Two different methods of coupling the ROM to the LES were developed and tested within the project Nonlinear Flame Dynamics. The first one couples a ROM via the characteristic variables to a fully compressible LES [2]. The second one employs a weakly compressible LES coupled to the ROM by the heat release rate and the inlet velocity fluctuation [3]. Both methods shall be used in the present project.
Since this approach is intended to predict thermo-acoustic LC oscillations, one key is the accurate modeling of the non-linear flame dynamics of the burners that are not resolved by LES. As stated above, identifying accurate and robust non-linear flame models is a difficult task. Thus, to increase the accuracy, the flame models will be adjusted “on the fly” to match the flame dynamics observed in the burner resolved by LES.
In a first step the proposed approach will be tested on a simple generic configuration. Due to the lack of experimental data on can- and annular combustors, the results will be validated by resolving the full configuration with LES. Subsequently, a transition to more complex and applied configurations takes place. As a final step the approach should validated with real gas turbine data.
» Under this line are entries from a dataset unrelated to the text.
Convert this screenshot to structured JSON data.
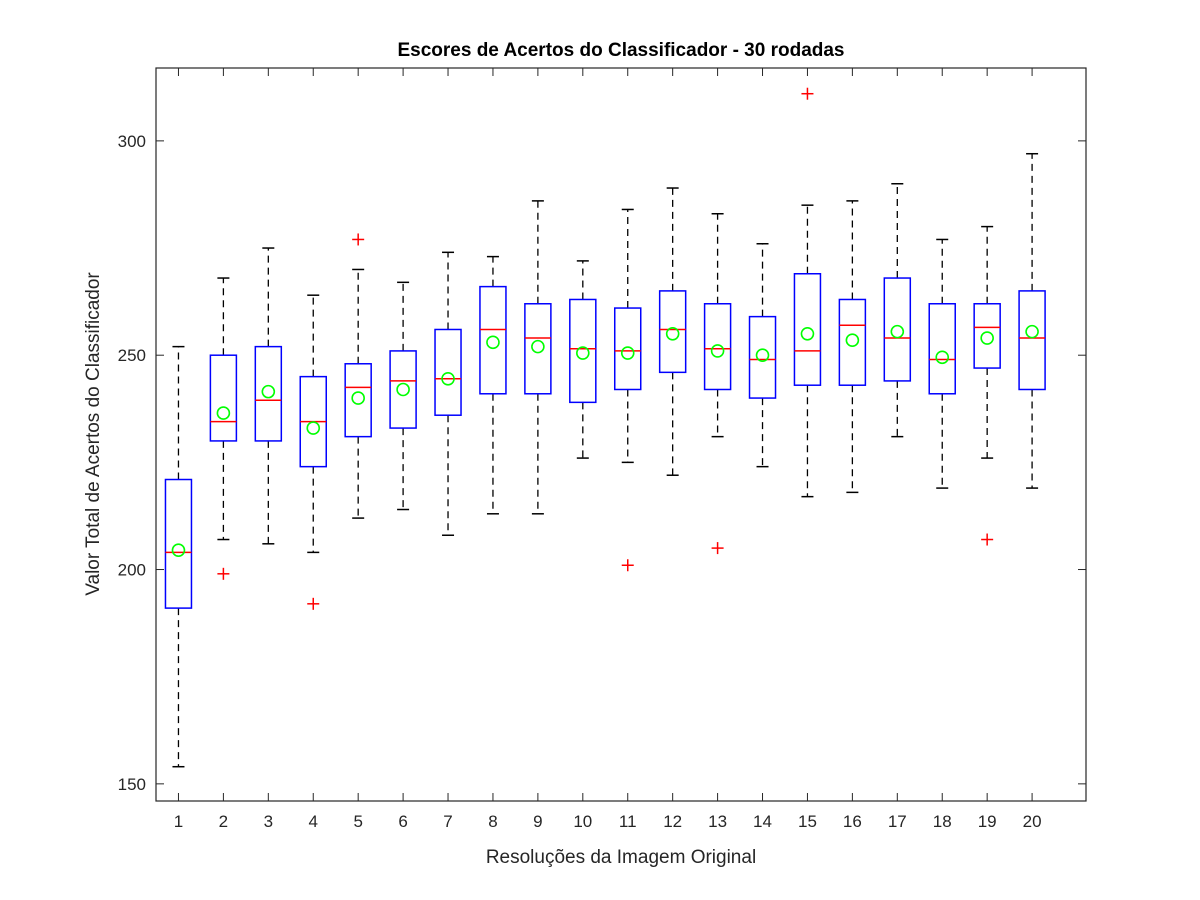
{
  "chart_data": {
    "type": "boxplot",
    "title": "Escores de Acertos do Classificador - 30 rodadas",
    "xlabel": "Resoluções da Imagem Original",
    "ylabel": "Valor Total de Acertos do Classificador",
    "categories": [
      "1",
      "2",
      "3",
      "4",
      "5",
      "6",
      "7",
      "8",
      "9",
      "10",
      "11",
      "12",
      "13",
      "14",
      "15",
      "16",
      "17",
      "18",
      "19",
      "20"
    ],
    "ylim": [
      146,
      317
    ],
    "yticks": [
      150,
      200,
      250,
      300
    ],
    "grid": false,
    "legend": "none",
    "boxes": [
      {
        "category": "1",
        "whisker_low": 154,
        "q1": 191,
        "median": 204,
        "q3": 221,
        "whisker_high": 252,
        "mean": 204.5,
        "outliers": []
      },
      {
        "category": "2",
        "whisker_low": 207,
        "q1": 230,
        "median": 234.5,
        "q3": 250,
        "whisker_high": 268,
        "mean": 236.5,
        "outliers": [
          199
        ]
      },
      {
        "category": "3",
        "whisker_low": 206,
        "q1": 230,
        "median": 239.5,
        "q3": 252,
        "whisker_high": 275,
        "mean": 241.5,
        "outliers": []
      },
      {
        "category": "4",
        "whisker_low": 204,
        "q1": 224,
        "median": 234.5,
        "q3": 245,
        "whisker_high": 264,
        "mean": 233,
        "outliers": [
          192
        ]
      },
      {
        "category": "5",
        "whisker_low": 212,
        "q1": 231,
        "median": 242.5,
        "q3": 248,
        "whisker_high": 270,
        "mean": 240,
        "outliers": [
          277
        ]
      },
      {
        "category": "6",
        "whisker_low": 214,
        "q1": 233,
        "median": 244,
        "q3": 251,
        "whisker_high": 267,
        "mean": 242,
        "outliers": []
      },
      {
        "category": "7",
        "whisker_low": 208,
        "q1": 236,
        "median": 244.5,
        "q3": 256,
        "whisker_high": 274,
        "mean": 244.5,
        "outliers": []
      },
      {
        "category": "8",
        "whisker_low": 213,
        "q1": 241,
        "median": 256,
        "q3": 266,
        "whisker_high": 273,
        "mean": 253,
        "outliers": []
      },
      {
        "category": "9",
        "whisker_low": 213,
        "q1": 241,
        "median": 254,
        "q3": 262,
        "whisker_high": 286,
        "mean": 252,
        "outliers": []
      },
      {
        "category": "10",
        "whisker_low": 226,
        "q1": 239,
        "median": 251.5,
        "q3": 263,
        "whisker_high": 272,
        "mean": 250.5,
        "outliers": []
      },
      {
        "category": "11",
        "whisker_low": 225,
        "q1": 242,
        "median": 251,
        "q3": 261,
        "whisker_high": 284,
        "mean": 250.5,
        "outliers": [
          201
        ]
      },
      {
        "category": "12",
        "whisker_low": 222,
        "q1": 246,
        "median": 256,
        "q3": 265,
        "whisker_high": 289,
        "mean": 255,
        "outliers": []
      },
      {
        "category": "13",
        "whisker_low": 231,
        "q1": 242,
        "median": 251.5,
        "q3": 262,
        "whisker_high": 283,
        "mean": 251,
        "outliers": [
          205
        ]
      },
      {
        "category": "14",
        "whisker_low": 224,
        "q1": 240,
        "median": 249,
        "q3": 259,
        "whisker_high": 276,
        "mean": 250,
        "outliers": []
      },
      {
        "category": "15",
        "whisker_low": 217,
        "q1": 243,
        "median": 251,
        "q3": 269,
        "whisker_high": 285,
        "mean": 255,
        "outliers": [
          311
        ]
      },
      {
        "category": "16",
        "whisker_low": 218,
        "q1": 243,
        "median": 257,
        "q3": 263,
        "whisker_high": 286,
        "mean": 253.5,
        "outliers": []
      },
      {
        "category": "17",
        "whisker_low": 231,
        "q1": 244,
        "median": 254,
        "q3": 268,
        "whisker_high": 290,
        "mean": 255.5,
        "outliers": []
      },
      {
        "category": "18",
        "whisker_low": 219,
        "q1": 241,
        "median": 249,
        "q3": 262,
        "whisker_high": 277,
        "mean": 249.5,
        "outliers": []
      },
      {
        "category": "19",
        "whisker_low": 226,
        "q1": 247,
        "median": 256.5,
        "q3": 262,
        "whisker_high": 280,
        "mean": 254,
        "outliers": [
          207
        ]
      },
      {
        "category": "20",
        "whisker_low": 219,
        "q1": 242,
        "median": 254,
        "q3": 265,
        "whisker_high": 297,
        "mean": 255.5,
        "outliers": []
      }
    ],
    "colors": {
      "box": "#0000ff",
      "median": "#ff0000",
      "whisker": "#000000",
      "outlier": "#ff0000",
      "mean": "#00ff00",
      "axis": "#262626"
    }
  }
}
[1] Jaensch, S., Polifke, W., 2017. Uncertainty encountered when modeling self-excited thermoacoustic oscillations with artificial neural networks. In Int. J. Spray Combust. Dyn. 9, 367–379.
[3] Jaensch, S., Sovardi, C., Polifke, W., 2016. On the Robust, Flexible and Consistent Implementation of Time Domain Impedance Boundary Conditions for Compressible Flow Simulations. Journal of Computational Physics 314, 145–159.
[2] Jaensch, S., Merk, M., Gopalakrishnan, E.A., Bomberg, S., Emmert, T., Sujith, R.I., Polifke, W., 2017. Hybrid CFD/Low-Order Modeling of Nonlinear Thermoacoustic Oscillations. Proceedings of the Combustion Institute 36, 3827–3834.
Acknowledgement
The financial support by the Research Association for Combustion Engines (Forschungsvereinigung Verbrennungskraftmaschinen e.V - FVV, project number: 6012700) is gratefully acknowledged.